Malgré ses précautions, quand la maladie se déclare, l’administration pénitentiaire passe le relais au ministère de la Santé, à l’ARS et aux hôpitaux. La région PACA, qui est l’une des plus touchées par l’épidémie, est aussi celle dont l’Unité Hospitalière Sécurisée Interrégionale (UHSI), au sein de l’Assistance Publique des Hôpitaux de Marseille, est une des plus importantes du territoire français, accueillant en Médecine Chirurgie Obstétrique les patients incarcérés en PACA-Corse et, en Soins de Suite et de Réadaptation, tous les patients incarcérés du Sud de la France.

On aurait pu craindre que les cas de Covid-19 engorgent le service. Il n’en fut rien ! Car d’après l’Unité Hospitalière Sécurisée, de nombreux patients paucisymptomatiques (c’est-à-dire qui présentent peu de symptômes sans être cependant asymptomatiques) ont refusé de venir et ont été pris directement en charge par les Unités Sanitaires en Milieu Pénitentiaire (SMP).

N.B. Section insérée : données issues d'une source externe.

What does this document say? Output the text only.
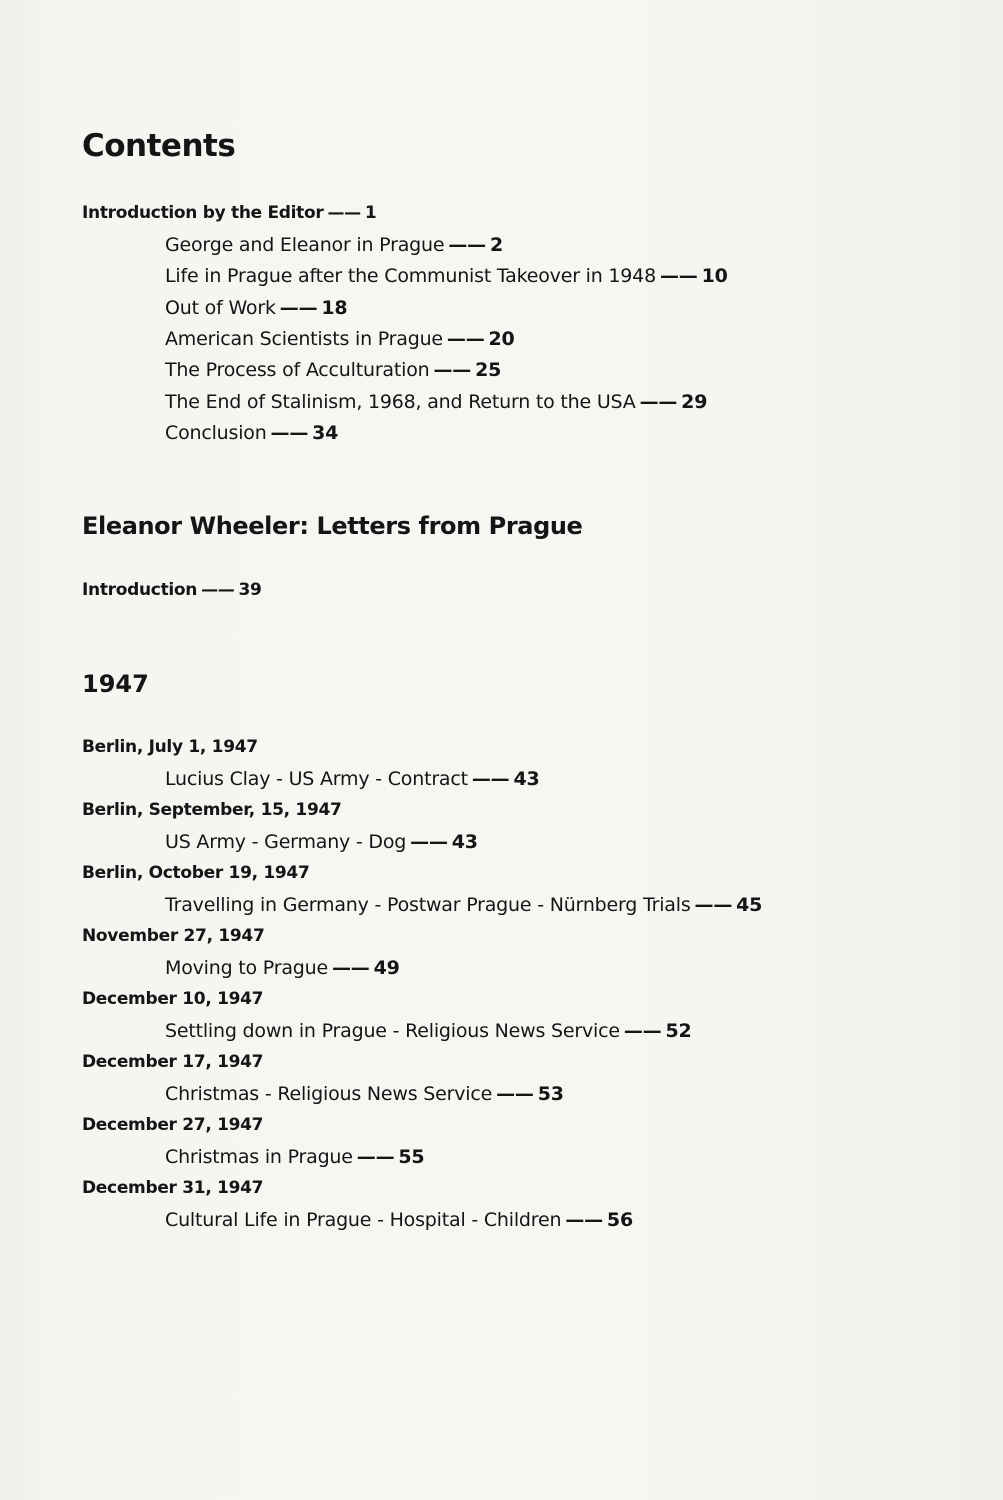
Contents
Introduction by the Editor —— 1
George and Eleanor in Prague —— 2
Life in Prague after the Communist Takeover in 1948 —— 10
Out of Work —— 18
American Scientists in Prague —— 20
The Process of Acculturation —— 25
The End of Stalinism, 1968, and Return to the USA —— 29
Conclusion —— 34
Eleanor Wheeler: Letters from Prague
Introduction —— 39
1947
Berlin, July 1, 1947
Lucius Clay - US Army - Contract —— 43
Berlin, September, 15, 1947
US Army - Germany - Dog —— 43
Berlin, October 19, 1947
Travelling in Germany - Postwar Prague - Nürnberg Trials —— 45
November 27, 1947
Moving to Prague —— 49
December 10, 1947
Settling down in Prague - Religious News Service —— 52
December 17, 1947
Christmas - Religious News Service —— 53
December 27, 1947
Christmas in Prague —— 55
December 31, 1947
Cultural Life in Prague - Hospital - Children —— 56
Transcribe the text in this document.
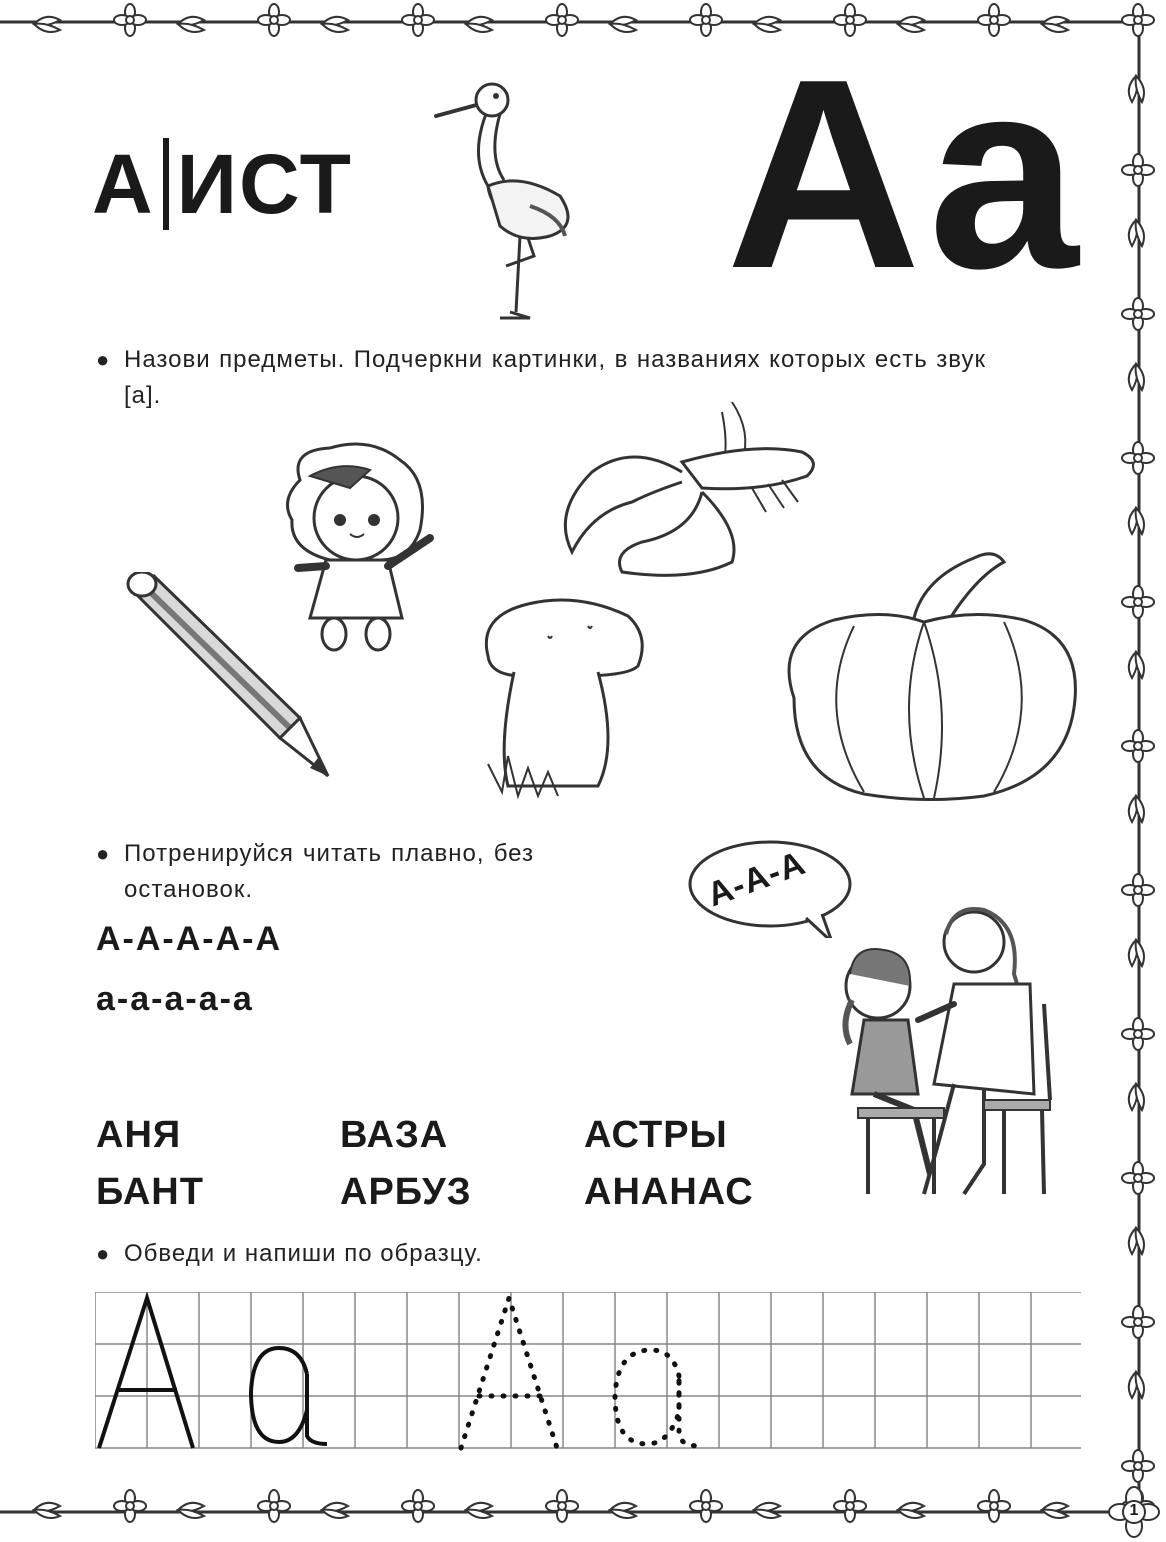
А ИСТ Аа
● Назови предметы. Подчеркни картинки, в названиях которых есть звук [а].
● Потренируйся читать плавно, без остановок.	А-А-А
А-А-А-А-А
а-а-а-а-а
АНЯ	ВАЗА	АСТРЫ
БАНТ	АРБУЗ	АНАНАС
● Обведи и напиши по образцу.
1
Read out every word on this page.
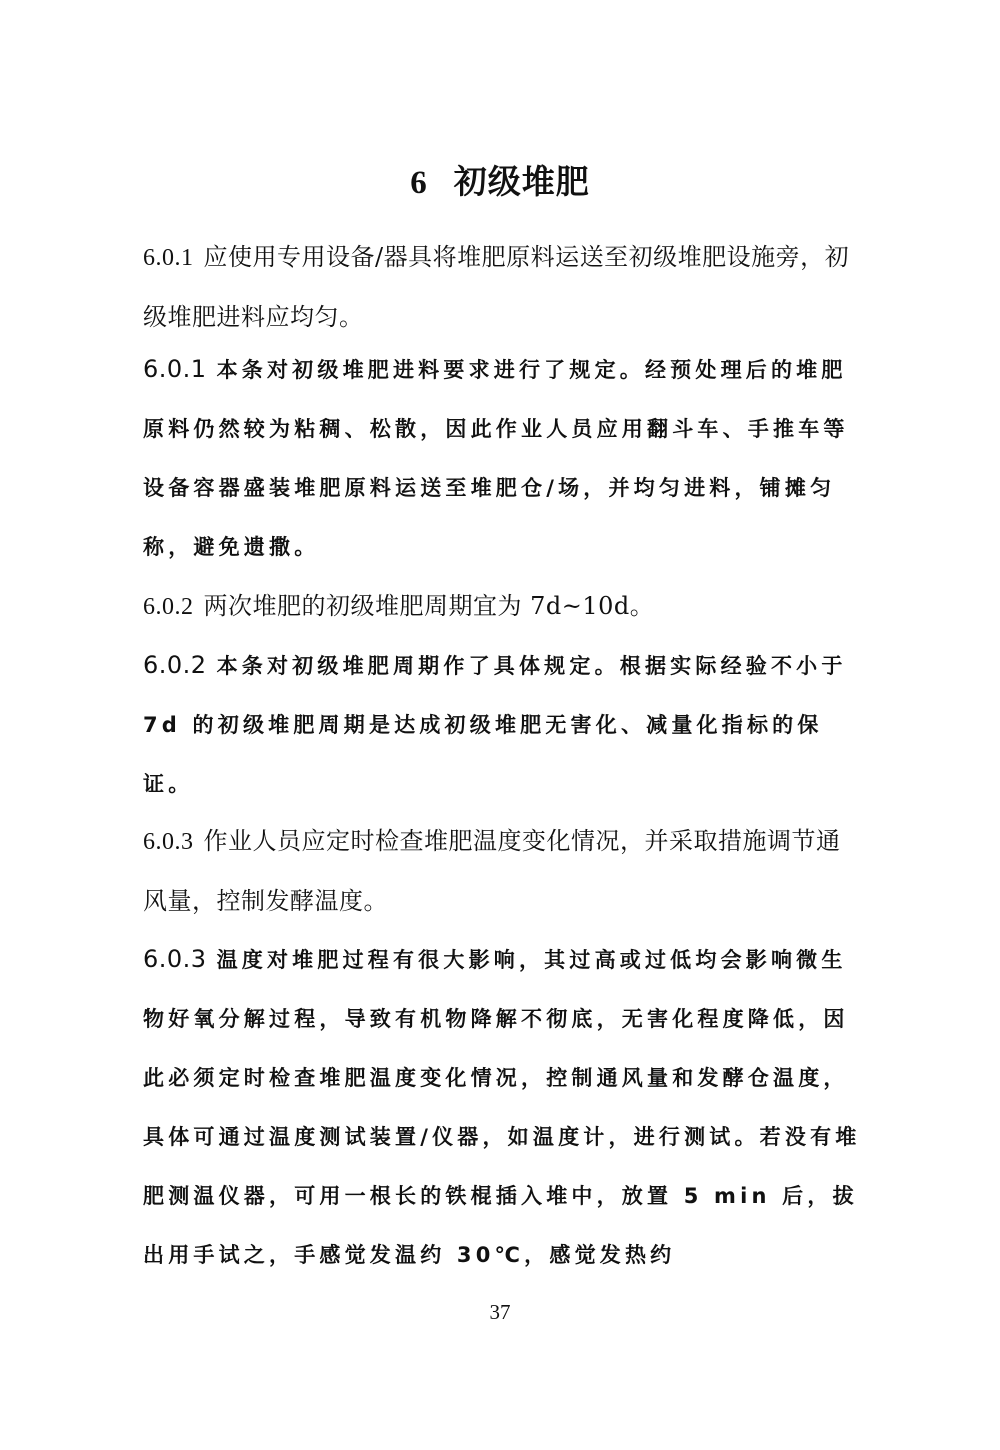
6 初级堆肥

6.0.1 应使用专用设备/器具将堆肥原料运送至初级堆肥设施旁，初级堆肥进料应均匀。

6.0.1 本条对初级堆肥进料要求进行了规定。经预处理后的堆肥原料仍然较为粘稠、松散，因此作业人员应用翻斗车、手推车等设备容器盛装堆肥原料运送至堆肥仓/场，并均匀进料，铺摊匀称，避免遗撒。

6.0.2 两次堆肥的初级堆肥周期宜为 7d~10d。

6.0.2 本条对初级堆肥周期作了具体规定。根据实际经验不小于 7d 的初级堆肥周期是达成初级堆肥无害化、减量化指标的保证。

6.0.3 作业人员应定时检查堆肥温度变化情况，并采取措施调节通风量，控制发酵温度。

6.0.3 温度对堆肥过程有很大影响，其过高或过低均会影响微生物好氧分解过程，导致有机物降解不彻底，无害化程度降低，因此必须定时检查堆肥温度变化情况，控制通风量和发酵仓温度，具体可通过温度测试装置/仪器，如温度计，进行测试。若没有堆肥测温仪器，可用一根长的铁棍插入堆中，放置 5 min 后，拔出用手试之，手感觉发温约 30℃，感觉发热约

37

Les détenus sont souvent réfractaires à l’hôpital car leurs habitudes carcérales y sont rompues. Ils ont interdiction de fumer, de se promener à l’air libre. Curieusement, les conditions de détention sont plus sévères à l’hôpital qu’au sein de l’établissement pénitentiaire. Il faut que leur maladie soit vraiment grave pour qu’ils acceptent de s’en remettre à l’Assistance Publique.

Aux Baumettes, pour les cas symptomatiques mais sans danger, un quartier a été prévu pour permettre d’isoler les malades pendant sept jours en attendant leur guérison : cellule individuelle, visite quotidienne de la part des personnels soignants pour un entretien et une prise des constantes.

Aucun cas sérieux n’a été signalé au sein de cette prison, en raison de la jeunesse de sa population. L’UHSI a cependant proposé une hospitalisation systématique pour éviter de laisser des patients Covid en détention et pour mettre en œuvre au mieux le bilan (notamment scanner pulmonaire) et le traitement.

Car, si des cas graves se déclaraient, l’UHSI ne disposerait ni de scope, ni de surveillance continue, type soins intensifs ou réanimation. Les patients devraient alors être transférés dans les services adaptés de l’AP-HM, comme c’est le cas pour d’autres patients non-Covid, avec garde statique devant la chambre.

Tout comme il faudrait que les prisonniers souffrent beaucoup pour mettre leurs lèvres au goulot d’une bouteille de solution hydro-alcoolique, il faut donc qu’ils souffrent beaucoup pour accepter de se rendre à l’hôpital quand ils sont malades. Là où pourtant les matelas ne sont pas encore posés au sol et où le soleil passe, peut-être, par la fenêtre.